A few weeks before he died, Hall sent me the fruits of one of his final projects—an album, Mortality Mansions: Songs of Love and Loss After 60, on which Hall recites poems to the music of the composer Herschel Garfein alongside settings for tenor and soprano. I had intended to listen and write to thank him. I foolishly believed I had time. When I read through my decade of lively correspondence with Hall (almost entirely by post and only in the last year by electronic mail), I am struck by his generosity, forthrightness, wisdom, and humor—traits abundant in his poems as well. He wrote to me about his library, literature, and fatherhood. It is a commonplace to claim that we will not see the like of one poet or another again. In the case of Hall, it may almost be said that he stood in for an enormous span of history and a way of life that has become almost impossible. The literary realm he inhabited, and in which he toiled so hard for so long, no longer really exists.
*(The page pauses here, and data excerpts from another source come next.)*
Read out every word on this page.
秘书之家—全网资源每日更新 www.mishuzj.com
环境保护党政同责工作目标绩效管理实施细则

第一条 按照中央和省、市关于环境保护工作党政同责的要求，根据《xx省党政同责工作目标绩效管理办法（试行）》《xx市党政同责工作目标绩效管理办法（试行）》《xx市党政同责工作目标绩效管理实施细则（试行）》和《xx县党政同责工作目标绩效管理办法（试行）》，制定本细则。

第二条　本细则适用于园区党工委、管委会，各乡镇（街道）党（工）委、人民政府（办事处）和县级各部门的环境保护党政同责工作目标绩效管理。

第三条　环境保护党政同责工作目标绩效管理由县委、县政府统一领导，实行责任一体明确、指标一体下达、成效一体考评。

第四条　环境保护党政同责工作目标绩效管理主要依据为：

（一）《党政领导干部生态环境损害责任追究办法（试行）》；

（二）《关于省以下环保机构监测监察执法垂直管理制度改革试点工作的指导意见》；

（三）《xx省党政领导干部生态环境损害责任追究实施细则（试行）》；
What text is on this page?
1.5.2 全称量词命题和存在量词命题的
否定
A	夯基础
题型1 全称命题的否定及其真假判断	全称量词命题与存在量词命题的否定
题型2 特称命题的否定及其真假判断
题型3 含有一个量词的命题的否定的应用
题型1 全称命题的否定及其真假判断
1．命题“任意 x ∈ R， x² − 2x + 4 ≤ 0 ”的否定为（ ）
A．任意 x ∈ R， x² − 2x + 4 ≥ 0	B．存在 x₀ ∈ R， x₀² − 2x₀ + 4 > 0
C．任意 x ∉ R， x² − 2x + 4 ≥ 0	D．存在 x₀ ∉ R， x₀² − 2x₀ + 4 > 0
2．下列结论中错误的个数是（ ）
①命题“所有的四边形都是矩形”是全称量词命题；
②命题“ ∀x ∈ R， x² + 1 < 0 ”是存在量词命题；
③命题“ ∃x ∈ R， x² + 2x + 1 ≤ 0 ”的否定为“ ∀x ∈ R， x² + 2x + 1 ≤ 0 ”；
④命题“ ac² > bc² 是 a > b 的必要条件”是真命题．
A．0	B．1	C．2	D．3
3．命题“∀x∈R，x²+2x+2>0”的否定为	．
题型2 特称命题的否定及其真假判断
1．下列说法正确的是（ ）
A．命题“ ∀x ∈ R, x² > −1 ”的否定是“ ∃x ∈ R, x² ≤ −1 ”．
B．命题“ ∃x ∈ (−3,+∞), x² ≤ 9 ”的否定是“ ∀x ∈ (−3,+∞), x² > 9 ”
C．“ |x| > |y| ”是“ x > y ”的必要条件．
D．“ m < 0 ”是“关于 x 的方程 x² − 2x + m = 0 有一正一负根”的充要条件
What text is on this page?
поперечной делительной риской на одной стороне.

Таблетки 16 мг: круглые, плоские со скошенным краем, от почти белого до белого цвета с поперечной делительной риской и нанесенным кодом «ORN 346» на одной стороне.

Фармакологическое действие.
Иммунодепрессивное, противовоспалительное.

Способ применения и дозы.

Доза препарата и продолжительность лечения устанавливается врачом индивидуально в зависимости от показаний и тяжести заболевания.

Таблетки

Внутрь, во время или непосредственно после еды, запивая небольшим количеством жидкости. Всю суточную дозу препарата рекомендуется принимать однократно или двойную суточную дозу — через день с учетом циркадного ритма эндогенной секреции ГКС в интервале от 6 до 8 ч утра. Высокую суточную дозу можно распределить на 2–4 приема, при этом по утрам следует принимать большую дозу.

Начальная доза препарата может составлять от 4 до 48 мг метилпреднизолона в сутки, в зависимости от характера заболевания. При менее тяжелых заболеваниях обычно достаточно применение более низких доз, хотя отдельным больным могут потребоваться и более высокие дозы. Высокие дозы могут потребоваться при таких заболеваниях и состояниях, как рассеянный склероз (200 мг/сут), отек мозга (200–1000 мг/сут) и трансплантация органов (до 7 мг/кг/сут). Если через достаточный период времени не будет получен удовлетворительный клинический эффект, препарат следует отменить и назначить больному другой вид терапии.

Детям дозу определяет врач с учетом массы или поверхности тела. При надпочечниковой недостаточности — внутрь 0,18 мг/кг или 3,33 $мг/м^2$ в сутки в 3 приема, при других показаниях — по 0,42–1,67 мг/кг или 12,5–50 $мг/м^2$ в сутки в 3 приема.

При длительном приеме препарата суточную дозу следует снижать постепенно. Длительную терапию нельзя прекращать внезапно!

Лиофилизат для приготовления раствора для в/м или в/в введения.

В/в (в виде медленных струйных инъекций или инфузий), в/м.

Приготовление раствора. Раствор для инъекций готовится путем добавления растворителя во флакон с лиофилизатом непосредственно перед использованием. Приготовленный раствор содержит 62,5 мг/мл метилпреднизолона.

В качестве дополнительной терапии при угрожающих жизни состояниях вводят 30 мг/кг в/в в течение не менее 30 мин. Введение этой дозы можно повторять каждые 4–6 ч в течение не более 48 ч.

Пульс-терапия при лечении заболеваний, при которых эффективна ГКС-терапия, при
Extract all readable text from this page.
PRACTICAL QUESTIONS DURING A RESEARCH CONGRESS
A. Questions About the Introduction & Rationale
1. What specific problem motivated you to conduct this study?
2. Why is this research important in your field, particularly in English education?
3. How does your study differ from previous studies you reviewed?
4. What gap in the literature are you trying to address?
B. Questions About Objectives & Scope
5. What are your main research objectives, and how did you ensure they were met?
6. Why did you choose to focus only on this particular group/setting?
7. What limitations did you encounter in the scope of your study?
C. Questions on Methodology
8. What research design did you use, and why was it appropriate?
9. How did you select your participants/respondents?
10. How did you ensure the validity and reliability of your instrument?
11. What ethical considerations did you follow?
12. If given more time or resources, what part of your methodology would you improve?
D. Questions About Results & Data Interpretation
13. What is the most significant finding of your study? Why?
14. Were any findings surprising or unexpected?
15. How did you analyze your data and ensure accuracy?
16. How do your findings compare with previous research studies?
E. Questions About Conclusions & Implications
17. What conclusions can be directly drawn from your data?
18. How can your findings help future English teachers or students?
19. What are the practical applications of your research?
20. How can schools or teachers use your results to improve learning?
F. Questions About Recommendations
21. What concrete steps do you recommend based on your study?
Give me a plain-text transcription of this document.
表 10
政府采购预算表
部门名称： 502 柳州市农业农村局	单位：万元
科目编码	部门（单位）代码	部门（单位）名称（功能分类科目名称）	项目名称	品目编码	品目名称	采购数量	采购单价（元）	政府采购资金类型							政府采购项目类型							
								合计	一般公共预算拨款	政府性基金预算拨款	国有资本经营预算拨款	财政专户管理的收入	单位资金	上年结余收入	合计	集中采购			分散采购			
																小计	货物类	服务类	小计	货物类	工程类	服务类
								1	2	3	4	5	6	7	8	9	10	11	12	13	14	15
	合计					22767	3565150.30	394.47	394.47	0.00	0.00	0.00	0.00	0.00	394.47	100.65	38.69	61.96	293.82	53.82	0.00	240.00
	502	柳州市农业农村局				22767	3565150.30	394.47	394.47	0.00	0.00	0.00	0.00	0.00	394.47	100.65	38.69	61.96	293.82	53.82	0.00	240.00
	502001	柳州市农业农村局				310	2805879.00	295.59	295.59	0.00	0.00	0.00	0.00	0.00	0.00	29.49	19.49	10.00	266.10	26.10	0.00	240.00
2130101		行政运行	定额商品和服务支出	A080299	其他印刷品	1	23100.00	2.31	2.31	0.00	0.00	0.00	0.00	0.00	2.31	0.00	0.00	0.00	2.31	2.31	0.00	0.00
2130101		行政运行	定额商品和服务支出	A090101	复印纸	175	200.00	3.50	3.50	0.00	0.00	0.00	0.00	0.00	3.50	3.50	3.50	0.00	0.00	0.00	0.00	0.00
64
In what amounts almost to an aside, Hall observed in one of his last essays that “anyone ambitious, who lives to be old or even old, endures the inevitable loss of ambition’s fulfillment.” As a young man, Hall learned about patience and the art of happiness from the English modernist sculptor Henry Moore, whom he interviewed for a New Yorker profile, later published as a book. Moore instructed that “the most important thing about . . . desire is that it must be incapable of fulfillment.” Hall adds to this advice that “life should be lived toward moments when you lose yourself in what you are doing. You have to have something you really want to do.” Hall showed us how a life may be fulfilled when devoted to the work one loves, even as one strives always to improve, and when spent with those one loves, even knowing they will one day be lost. His philosophy may be summed in a further remark he made about the sculptor—that he would wake each day “with the same ambition in his mind, with total absorbedness. Always beginning again. Always knowing he’d fail. Always beginning again. Amen.”
1 A Carnival of Losses: Notes Nearing Ninety, by Donald Hall; Houghton Mifflin Harcourt, 224 pages, $25.